Au sujet de cette épreuve, j’ai prié par trois fois le Seigneur de l’éloigner de moi, mais il m’a répondu : « Ma grâce te suffit, c’est dans la faiblesse que ma puissance se manifeste pleinement. » C’est pourquoi je me vanterai plutôt de mes faiblesses, afin que la puissance de Christ repose sur moi.

10 Je trouve ainsi ma joie dans la faiblesse, les insultes, la détresse, les persécutions et les angoisses que j’endure pour Christ. Car c’est lorsque je suis faible que je suis réellement fort.

Le souci de Paul pour les Corinthiens

11 Voilà que je parle en insensé, mais vous m’y avez forcé. C’est vous qui auriez dû me recommander, car bien que je ne sois rien, je ne suis en rien inférieur à ces « super-apôtres ».

12 Les marques qui caractérisent un apôtre ont été produites parmi vous : une persévérance sans faille, des signes miraculeux, des prodiges, des actes extraordinaires.

13 En quoi avez-vous été défavorisés par rapport aux autres Eglises ? Tout au plus par le fait que je ne vous ai pas été à charge. Pardonnez-moi cette injustice !

14 Me voici prêt à me rendre chez vous pour la troisième fois. Et à nouveau, je ne vous serai pas à charge, car ce ne sont pas vos biens que je recherche, c’est vous-mêmes. En effet, ce n’est pas aux enfants d’épargner pour leurs parents : ce sont les parents qui doivent le faire pour leurs enfants. 15 Pour moi, c’est très volontiers que je ferai des dépenses, et que je me dépenserai moi-même tout entier pour vous. Si je vous aime davantage, devrais-je être moins aimé de vous ?

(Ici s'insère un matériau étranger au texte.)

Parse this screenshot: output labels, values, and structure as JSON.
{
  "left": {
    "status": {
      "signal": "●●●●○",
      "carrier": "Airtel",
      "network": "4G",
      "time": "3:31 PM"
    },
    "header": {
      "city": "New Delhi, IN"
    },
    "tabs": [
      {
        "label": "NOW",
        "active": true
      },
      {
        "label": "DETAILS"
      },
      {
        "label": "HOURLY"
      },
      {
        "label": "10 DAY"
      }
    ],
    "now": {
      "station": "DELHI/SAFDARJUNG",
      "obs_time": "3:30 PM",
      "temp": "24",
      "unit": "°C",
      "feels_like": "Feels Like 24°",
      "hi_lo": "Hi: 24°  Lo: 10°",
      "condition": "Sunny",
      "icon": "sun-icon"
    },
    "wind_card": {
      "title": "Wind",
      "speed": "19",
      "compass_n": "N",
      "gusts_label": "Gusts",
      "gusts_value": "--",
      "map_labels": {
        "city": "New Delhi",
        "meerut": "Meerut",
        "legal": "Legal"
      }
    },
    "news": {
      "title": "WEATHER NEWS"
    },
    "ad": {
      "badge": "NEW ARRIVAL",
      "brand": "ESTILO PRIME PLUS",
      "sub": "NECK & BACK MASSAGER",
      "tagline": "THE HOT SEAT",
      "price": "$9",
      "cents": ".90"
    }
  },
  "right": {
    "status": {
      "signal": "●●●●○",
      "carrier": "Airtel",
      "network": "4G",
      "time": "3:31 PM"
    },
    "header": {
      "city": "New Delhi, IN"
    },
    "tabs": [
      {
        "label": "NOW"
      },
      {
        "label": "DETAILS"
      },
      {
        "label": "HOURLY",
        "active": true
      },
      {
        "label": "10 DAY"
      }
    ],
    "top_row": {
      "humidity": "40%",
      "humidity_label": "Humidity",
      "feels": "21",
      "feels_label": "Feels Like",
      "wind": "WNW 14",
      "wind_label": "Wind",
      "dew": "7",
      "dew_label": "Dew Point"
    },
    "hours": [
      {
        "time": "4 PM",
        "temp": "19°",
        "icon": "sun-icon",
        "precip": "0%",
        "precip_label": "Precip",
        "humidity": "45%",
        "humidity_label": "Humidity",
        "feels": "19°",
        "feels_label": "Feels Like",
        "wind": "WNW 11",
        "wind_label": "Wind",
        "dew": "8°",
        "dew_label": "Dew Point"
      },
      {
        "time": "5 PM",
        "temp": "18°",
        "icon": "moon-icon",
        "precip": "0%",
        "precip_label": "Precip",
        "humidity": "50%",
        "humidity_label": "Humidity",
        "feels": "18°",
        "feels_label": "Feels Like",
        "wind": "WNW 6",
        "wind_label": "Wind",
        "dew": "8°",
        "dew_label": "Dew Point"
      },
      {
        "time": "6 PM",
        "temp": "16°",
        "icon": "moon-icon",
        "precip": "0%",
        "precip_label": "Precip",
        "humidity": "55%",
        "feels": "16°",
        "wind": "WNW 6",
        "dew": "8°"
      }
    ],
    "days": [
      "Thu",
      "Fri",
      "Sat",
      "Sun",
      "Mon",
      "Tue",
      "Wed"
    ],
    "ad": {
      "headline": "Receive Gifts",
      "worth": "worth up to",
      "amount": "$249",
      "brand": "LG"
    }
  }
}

16 Soit, diront certains, je ne vous ai pas été à charge, mais en malin que je suis, je vous ai pris par ruse. 17 Vous ai-je exploités par l’intermédiaire de l’un ou l’autre de mes envoyés ? 18 J’ai demandé à Tite d’aller chez vous et j’ai envoyé avec lui le frère dont j’ai parlé. Tite vous a-t-il exploités ? N’avons-nous pas marché tous deux dans le même esprit ? N’avons-nous pas suivi les mêmes traces ? 19 Vous croyez depuis longtemps que nous cherchons à nous justifier à vos yeux. Non, c’est devant Dieu que nous parlons, en accord avec Christ ; et tout cela, mes chers amis, ne vise qu’à une seule chose : votre croissance dans la foi.

20 Car, je l’avoue, j’ai peur qu’à mon arrivée, je ne vous trouve pas tels que je voudrais, et que vous, de votre côté, vous me trouviez tout autre que vous le souhaitez. Je crains de découvrir de la discorde, des jalousies, de la colère, des rivalités, des médisances, des commérages, de l’orgueil et des désordres.

21 Oui, j’ai peur qu’à mon arrivée, Dieu me réserve encore des expériences humiliantes parmi vous, je crains d’avoir à pleurer sur plusieurs qui ont péché auparavant et ne se sont pas détournés de leurs pratiques dégradantes, de la débauche et de l’inconduite dans lesquelles ils ont vécu.

Footnotes

  1. 12.2 Paul parle de lui-même à la troisième personne parce qu’il répugne à se mettre en avant.
  2. 12.2 C’est-à-dire en 42 (ou 43) lors de son séjour en Cilicie (Ac 9.30 ; 11.25 ; Ga 1.21) ou à Antioche.
  3. 12.4 D’autres comprennent : des paroles ineffables qu’on ne saurait répéter.
  4. 12.7 Il pourrait s’agir d’une maladie des yeux (voir Ga 4.13-15 ; 6.11), ou bien il s’agit d’un autre mal dont nous ignorons tout.